Now look and see what base and extension have for values.

Previously we just needed the second element of the splitext return 
value.  This time we'll need both, so might as well put them in 
variables that have  useful names.

>> Now this is totally untested.  I just typed it without even trying any of
>> it.
>
>
> import os.path
>
>
> TOKENS="E"
> LINESTOSKIP=0
> INFILEEXT=".xpm"
> OUTFILEEXT=".txt"
>
> def dofiles(topdirectory):
>      for filename in os.listdir(topdirectory):
>          processfile(filename)
>
> def processfile(infilename):
>      base, ext =os.path.splitext(infilename)
>      if ext == INFILEEXT:
>          text = fetchonefiledata(infilename)
>          numcolumns=len(text[0])
>          results={}
>          for ch in TOKENS:
>
>              results[ch] = [0]*numcolumns
>          for line in text:
>              line = line.strip()
>
>              for col, ch in enumerate(line):
>                  if ch in TOKENS:
>                      results[ch][col]+=1
>          writeonefiledata(base+OUTFILEEXT,results)
>
> def fetchonefiledata(inname):
>      infile = open(inname)
>      text = infile.readlines()
>      return text[LINESTOSKIP:]
>
> def writeonefiledata(outname,results):
>      outfile = open(outname,"w")
>      for item in results:
>          return outfile.write(item)
>
>
> if __name__=="__main__":
>      dofiles(".")
>
> just the results is a bit unexpected.
>
>   $ more try.txt
> E
>
> I might make a mistake in the writeonefiledata your left part.
>
I'd be amazed if there weren't at least a couple of typos in my 
message.  But this is where you sprinkle a couple of prints.  What did 
results look like when you print it out?

I hope you'll find that results is a dictionary, you might not want to 
just write() its keys.  You probably want to write() its values instead, 
perhaps with a heading showing what key you're printing.

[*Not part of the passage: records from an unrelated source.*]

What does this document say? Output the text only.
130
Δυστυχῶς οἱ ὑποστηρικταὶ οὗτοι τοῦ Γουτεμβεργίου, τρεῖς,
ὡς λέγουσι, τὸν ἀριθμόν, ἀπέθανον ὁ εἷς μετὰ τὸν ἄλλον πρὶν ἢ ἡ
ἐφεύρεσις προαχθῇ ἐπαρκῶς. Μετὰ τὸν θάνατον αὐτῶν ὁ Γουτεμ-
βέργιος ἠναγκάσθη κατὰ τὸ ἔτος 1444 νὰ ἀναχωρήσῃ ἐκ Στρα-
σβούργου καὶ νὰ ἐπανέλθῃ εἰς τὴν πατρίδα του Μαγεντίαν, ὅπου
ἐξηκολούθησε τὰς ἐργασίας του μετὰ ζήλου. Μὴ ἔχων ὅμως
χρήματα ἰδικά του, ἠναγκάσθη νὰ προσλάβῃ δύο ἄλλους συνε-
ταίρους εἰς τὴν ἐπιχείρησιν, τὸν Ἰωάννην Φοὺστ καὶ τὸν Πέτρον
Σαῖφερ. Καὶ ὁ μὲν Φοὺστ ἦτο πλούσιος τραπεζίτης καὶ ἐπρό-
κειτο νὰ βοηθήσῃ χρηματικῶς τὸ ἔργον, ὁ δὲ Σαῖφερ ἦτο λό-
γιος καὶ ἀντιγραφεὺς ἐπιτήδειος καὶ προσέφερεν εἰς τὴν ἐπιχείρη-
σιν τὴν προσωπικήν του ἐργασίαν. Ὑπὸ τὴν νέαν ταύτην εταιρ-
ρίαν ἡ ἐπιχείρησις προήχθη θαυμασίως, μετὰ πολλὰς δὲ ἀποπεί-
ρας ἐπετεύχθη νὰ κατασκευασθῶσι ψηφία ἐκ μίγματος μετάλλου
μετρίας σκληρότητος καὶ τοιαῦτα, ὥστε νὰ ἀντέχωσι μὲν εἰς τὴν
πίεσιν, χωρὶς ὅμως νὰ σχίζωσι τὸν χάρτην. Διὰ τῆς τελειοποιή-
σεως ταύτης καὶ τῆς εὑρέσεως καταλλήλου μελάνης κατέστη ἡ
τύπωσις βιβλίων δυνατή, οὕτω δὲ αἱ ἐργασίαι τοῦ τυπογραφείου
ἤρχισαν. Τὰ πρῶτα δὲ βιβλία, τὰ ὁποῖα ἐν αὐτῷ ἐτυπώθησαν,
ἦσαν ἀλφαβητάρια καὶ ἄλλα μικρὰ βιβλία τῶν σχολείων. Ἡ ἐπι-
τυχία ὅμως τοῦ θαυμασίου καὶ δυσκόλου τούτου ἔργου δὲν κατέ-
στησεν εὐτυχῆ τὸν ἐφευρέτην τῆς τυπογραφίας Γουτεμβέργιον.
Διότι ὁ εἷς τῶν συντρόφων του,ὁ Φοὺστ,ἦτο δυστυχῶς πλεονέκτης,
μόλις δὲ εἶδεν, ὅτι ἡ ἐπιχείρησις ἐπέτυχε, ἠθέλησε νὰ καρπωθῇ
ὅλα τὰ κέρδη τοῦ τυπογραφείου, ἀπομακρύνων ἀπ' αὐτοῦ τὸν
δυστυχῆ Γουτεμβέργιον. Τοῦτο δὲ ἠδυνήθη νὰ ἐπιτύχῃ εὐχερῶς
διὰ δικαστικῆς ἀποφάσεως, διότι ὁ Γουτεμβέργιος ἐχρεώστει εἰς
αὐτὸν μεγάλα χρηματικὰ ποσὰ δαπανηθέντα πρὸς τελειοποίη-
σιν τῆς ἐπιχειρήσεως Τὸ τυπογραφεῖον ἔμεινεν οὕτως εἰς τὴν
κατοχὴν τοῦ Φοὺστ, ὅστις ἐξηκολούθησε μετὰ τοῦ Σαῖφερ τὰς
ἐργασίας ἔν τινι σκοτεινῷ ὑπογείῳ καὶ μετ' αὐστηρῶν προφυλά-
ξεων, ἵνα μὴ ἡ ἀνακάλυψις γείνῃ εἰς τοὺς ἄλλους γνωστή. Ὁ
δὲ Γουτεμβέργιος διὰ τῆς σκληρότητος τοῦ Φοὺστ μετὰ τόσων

> But it gives you a simple refactoring that splits the logic so each can be
>> visualized (and tested) independently.  i'd also split up processfile(),
>> once I realized how big it was.
>>
>> There are many shortcuts that can be applied. Some of them probably use
>> language features you're not comfortable with, like perhaps generators.  And
>> if  efficiency is important, there are optimizations to do, like using
>> islice directly on the infile object.  That one would eliminate having to
>> have the whole file stored in memory at one time.
>>
>> Likewise there are further things that could be done to decouple the
>> functions even more.
>>
>> But there's nothing in the above code which uses very advanced topics, so
>> you should be able to understand it and fix whatever typos I've undoubtedly
>> got.
>>
>> What are you using for debugging aids?  Besides this group, I mean.  print
>> statements?  An IDE ?  which one?
>>
> debugging aids?
> I just run python3 script.py
> it will pop up some hints,
> in the middle, probably try print.
>
Once the code is refactored into small enough independent functions, you 
can do things like write multiple versions of a given function, for 
debugging purposes.  For example, you could have another function 
called  fetchonefiledata(), and have it return a list of strings.  For 
example, it might be

def fetchonefiledata(dummy):
     buf = """EEDC
AAAC
F145
CCCA
"""
     return buf.split()

and then you wouldn't be dependent on an actual file being available.

Naturally, at that point, your top-level code would call processfiles() 
instead of dofile().

And remember the repr() and type() functions when trying to see just 
what type of thing something is.
.
> Thanks for your time,
>

You're certainly welcome.

-- 

DaveA